Gum Disease Treatment
Bloody, swollen gums are the telltale signs of a developing infection, one which needs to be addressed as soon as possible if you want to prevent it from spreading and getting worse.
Many people underestimate how quickly plaque buildup can lead to gingivitis and other nasty oral health conditions; going a day without brushing and flossing is sometimes all it takes for these infections to start.
Are your gums in good shape?
It is also not uncommon for many people to skip on flossing altogether, which is a major problem in itself. The longer food stuck between teeth goes unlodged, the worse off your gum health will be.
One major, undesirable consequence of failing to keep gum tissue clean and free from foodborne bacteria is the exposing of the underlying roots. When this occurs, it can be very difficult to eat and drink certain things because of the increased sensitivity. In serious cases, discomfort and pain can result.
There are a few additional symptoms patients are advised to look out for pertaining to the current state of their gums; these include but are not limited to tenderness/redness, receding gumlines, noticeable white spots, mouth sores, and frequent bad breath. All of these signs point to an infection currently underway, and as such should be treated promptly by your dentist.
Gum treatment at a glance
The staff at Pakerhill Dental relies on a number methods for treating patients experiencing gum problems. In most cases, a deep cleaning procedure involving scaling and root planning (SRP) is used to remove plaque and tartar. This includes addressing buildup at the surface as well as beneath the underlying gum tissue; a popular non-invasive approach, SRP allows your gums to safely re-attach themselves to your teeth.
Application of local antibiotics is another sound solution that can significantly reduce the bacteria in your mouth by killing it at the source. Considered a step up from standard antibacterial liquids used by most dentists during deep tissue cleanings, most of these antibiotics come in powder form for optimal effect. The entire process typically takes three weeks to finish.

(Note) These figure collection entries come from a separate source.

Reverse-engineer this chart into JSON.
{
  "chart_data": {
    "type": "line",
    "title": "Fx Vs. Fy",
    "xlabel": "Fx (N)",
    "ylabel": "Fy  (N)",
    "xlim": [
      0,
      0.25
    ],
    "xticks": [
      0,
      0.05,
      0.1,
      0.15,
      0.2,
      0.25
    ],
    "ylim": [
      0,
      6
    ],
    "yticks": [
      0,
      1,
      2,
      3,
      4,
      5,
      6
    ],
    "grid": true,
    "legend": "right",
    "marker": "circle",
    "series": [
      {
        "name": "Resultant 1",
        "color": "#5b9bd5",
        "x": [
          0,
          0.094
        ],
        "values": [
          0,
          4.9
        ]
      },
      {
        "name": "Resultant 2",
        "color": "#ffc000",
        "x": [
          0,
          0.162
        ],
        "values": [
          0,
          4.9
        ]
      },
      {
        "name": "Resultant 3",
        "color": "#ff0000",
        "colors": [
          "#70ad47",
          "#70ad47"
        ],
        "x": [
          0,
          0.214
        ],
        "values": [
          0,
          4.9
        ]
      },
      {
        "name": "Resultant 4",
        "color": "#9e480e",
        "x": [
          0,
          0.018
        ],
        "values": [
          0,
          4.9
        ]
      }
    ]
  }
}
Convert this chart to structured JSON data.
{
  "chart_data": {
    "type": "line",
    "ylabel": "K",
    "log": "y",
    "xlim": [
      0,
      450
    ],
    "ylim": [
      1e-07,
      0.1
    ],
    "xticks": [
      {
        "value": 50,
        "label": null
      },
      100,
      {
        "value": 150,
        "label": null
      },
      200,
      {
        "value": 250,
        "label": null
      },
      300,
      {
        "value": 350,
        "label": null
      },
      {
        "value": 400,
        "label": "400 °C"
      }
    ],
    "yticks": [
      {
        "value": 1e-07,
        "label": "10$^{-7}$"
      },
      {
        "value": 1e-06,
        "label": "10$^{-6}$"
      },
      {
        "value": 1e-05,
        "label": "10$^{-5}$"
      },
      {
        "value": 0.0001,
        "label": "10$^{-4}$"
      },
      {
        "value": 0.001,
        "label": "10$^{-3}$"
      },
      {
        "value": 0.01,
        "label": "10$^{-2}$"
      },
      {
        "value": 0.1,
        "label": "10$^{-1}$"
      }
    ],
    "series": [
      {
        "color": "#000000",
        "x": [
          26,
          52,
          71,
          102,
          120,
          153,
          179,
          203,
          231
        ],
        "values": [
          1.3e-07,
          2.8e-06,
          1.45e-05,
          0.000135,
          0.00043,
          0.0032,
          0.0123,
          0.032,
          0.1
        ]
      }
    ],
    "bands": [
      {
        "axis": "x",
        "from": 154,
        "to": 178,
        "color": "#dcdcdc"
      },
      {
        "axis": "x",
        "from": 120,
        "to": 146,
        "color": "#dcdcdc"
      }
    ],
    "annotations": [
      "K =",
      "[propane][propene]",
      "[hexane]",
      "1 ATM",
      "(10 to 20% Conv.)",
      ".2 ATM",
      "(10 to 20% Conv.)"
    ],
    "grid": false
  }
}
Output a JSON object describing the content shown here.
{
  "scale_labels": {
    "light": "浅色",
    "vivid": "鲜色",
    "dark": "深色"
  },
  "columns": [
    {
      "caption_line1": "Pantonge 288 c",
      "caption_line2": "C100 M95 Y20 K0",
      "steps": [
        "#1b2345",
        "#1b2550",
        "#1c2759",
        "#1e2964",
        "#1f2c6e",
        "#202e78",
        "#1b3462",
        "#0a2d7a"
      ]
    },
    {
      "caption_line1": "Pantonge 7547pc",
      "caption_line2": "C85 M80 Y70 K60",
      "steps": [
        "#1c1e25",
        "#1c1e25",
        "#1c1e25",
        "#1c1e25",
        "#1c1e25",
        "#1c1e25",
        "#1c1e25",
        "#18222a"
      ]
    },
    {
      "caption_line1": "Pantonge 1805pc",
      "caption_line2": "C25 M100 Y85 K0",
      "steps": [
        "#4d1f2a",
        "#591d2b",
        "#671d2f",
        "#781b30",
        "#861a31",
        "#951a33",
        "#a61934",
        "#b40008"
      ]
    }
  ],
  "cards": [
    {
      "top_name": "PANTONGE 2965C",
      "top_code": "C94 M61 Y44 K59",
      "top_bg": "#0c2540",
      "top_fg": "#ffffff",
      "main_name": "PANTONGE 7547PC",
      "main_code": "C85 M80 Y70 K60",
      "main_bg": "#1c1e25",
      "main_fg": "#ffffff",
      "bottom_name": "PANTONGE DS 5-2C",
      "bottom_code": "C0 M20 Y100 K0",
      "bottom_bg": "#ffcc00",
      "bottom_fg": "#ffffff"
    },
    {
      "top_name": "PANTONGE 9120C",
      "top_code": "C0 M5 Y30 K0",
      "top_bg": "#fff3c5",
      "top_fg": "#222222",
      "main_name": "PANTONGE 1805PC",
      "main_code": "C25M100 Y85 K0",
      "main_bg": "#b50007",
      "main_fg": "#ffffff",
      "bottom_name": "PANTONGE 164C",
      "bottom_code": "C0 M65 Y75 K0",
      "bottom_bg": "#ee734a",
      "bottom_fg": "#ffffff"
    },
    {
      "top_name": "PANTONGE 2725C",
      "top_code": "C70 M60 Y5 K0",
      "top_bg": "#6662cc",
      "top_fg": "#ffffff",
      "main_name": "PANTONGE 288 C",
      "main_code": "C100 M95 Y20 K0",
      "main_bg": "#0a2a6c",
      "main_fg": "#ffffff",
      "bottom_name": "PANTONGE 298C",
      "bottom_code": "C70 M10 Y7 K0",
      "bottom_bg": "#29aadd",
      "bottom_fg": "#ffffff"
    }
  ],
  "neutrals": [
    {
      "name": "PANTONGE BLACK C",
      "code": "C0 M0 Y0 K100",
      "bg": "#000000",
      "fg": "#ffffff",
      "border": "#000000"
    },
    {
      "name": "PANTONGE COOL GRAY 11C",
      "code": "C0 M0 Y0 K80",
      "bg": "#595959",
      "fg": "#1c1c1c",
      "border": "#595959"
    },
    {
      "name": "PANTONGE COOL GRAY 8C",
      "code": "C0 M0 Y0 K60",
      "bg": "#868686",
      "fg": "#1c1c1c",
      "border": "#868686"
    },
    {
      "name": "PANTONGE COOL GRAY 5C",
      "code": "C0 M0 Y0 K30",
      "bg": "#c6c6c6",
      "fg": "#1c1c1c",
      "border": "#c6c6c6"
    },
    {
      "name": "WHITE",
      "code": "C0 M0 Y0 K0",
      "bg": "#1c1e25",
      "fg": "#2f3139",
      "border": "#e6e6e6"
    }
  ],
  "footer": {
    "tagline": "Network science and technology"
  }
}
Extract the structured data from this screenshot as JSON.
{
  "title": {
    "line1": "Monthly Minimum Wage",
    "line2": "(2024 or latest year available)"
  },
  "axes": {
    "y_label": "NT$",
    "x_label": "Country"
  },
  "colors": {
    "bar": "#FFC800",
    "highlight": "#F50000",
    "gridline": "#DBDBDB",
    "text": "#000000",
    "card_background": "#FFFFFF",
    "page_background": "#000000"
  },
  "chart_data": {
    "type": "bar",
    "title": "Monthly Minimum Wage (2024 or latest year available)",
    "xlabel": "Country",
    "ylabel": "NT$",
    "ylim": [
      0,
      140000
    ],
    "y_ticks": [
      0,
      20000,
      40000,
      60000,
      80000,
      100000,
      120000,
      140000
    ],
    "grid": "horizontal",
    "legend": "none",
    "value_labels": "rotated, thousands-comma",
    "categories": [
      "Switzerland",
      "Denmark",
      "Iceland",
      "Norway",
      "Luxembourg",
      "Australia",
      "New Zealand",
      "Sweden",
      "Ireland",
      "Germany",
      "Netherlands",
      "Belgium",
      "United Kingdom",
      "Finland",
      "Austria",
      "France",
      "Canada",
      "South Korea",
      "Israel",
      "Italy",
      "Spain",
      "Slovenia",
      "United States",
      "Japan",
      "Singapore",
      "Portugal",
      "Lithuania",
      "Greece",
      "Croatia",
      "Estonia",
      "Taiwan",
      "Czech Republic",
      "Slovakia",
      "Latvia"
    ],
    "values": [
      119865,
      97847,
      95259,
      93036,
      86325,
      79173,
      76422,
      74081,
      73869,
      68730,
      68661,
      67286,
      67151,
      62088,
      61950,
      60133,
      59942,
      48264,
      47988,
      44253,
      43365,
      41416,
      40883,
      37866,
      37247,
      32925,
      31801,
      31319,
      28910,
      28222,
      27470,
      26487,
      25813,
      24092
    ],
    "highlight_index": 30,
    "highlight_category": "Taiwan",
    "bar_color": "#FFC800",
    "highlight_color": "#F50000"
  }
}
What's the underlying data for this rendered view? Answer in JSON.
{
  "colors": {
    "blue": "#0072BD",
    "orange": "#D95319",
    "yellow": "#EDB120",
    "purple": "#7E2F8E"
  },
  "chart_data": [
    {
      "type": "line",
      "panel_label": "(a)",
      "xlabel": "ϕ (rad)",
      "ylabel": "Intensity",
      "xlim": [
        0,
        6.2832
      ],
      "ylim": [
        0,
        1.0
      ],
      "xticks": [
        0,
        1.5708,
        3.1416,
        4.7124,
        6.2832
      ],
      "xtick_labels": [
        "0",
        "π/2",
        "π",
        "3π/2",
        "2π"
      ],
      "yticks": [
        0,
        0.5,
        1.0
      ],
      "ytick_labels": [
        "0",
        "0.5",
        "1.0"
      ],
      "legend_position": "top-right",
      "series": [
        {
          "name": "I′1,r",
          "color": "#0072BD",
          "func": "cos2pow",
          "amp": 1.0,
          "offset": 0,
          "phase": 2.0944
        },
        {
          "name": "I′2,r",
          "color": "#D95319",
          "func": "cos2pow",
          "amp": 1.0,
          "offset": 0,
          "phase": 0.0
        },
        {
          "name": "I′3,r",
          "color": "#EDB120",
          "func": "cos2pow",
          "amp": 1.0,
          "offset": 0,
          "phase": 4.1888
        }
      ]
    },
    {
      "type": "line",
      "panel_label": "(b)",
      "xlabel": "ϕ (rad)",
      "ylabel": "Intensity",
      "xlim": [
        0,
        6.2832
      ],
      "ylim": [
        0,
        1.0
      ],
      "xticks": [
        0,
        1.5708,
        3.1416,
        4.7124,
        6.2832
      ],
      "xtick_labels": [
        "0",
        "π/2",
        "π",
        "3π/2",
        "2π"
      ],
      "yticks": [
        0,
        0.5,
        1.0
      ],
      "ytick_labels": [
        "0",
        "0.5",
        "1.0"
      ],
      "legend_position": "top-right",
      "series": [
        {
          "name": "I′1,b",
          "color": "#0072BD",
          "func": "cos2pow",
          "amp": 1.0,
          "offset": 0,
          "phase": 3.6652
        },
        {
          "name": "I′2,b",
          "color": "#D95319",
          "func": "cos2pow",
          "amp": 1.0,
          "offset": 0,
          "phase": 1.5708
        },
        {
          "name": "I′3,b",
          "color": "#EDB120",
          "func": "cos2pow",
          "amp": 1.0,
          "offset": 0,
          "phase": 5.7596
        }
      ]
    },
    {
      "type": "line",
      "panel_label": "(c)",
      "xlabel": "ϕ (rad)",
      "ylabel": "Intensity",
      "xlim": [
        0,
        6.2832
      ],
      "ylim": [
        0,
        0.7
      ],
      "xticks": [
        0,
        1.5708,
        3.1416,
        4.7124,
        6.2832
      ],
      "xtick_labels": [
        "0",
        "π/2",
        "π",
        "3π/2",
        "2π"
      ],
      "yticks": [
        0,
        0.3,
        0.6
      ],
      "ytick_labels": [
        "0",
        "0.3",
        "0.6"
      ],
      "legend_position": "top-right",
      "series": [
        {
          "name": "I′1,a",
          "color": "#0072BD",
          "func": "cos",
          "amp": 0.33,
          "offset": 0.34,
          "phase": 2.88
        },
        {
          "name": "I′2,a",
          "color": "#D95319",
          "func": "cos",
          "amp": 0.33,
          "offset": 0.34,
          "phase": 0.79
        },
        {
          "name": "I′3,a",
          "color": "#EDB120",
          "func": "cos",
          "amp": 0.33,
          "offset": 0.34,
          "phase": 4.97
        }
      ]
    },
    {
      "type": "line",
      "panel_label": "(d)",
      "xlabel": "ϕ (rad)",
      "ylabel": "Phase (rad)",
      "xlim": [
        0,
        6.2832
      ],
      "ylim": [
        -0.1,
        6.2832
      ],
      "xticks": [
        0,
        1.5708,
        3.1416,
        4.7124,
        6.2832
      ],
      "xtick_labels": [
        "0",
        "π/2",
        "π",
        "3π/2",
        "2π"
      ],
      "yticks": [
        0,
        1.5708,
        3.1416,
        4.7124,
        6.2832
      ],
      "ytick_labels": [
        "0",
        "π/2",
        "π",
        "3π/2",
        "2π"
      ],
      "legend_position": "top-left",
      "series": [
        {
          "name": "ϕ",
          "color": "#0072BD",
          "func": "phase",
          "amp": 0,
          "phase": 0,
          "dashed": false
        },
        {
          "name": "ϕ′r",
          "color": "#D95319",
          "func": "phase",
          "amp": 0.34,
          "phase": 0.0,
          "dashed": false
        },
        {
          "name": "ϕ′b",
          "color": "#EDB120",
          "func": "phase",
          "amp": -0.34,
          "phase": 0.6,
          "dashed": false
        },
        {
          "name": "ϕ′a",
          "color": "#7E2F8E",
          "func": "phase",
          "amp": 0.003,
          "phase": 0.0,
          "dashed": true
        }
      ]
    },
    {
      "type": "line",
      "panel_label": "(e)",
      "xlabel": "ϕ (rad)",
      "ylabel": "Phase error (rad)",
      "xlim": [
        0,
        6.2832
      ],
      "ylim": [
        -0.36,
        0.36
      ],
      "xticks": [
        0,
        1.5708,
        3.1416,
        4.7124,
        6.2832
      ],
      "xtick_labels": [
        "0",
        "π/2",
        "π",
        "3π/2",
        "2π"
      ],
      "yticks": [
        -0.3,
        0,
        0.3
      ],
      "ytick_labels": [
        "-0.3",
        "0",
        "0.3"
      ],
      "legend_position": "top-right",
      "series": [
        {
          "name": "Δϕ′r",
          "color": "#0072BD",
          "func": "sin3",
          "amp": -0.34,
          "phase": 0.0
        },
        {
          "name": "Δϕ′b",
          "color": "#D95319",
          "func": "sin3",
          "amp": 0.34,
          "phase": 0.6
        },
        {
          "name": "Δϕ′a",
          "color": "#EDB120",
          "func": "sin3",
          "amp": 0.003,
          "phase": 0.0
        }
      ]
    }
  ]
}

If these treatments fail to restore your gums, surgery is an option. Gum grafting involves the removal and relocation of healthy tissue to the affected area. Depending on the extent of the damage, your dentist may also need to remove and apply pieces of jawbone to the infection site. When performed correctly, this procedure will virtually eliminate receding gums, exposed roots, and the myriad of problems associated with each.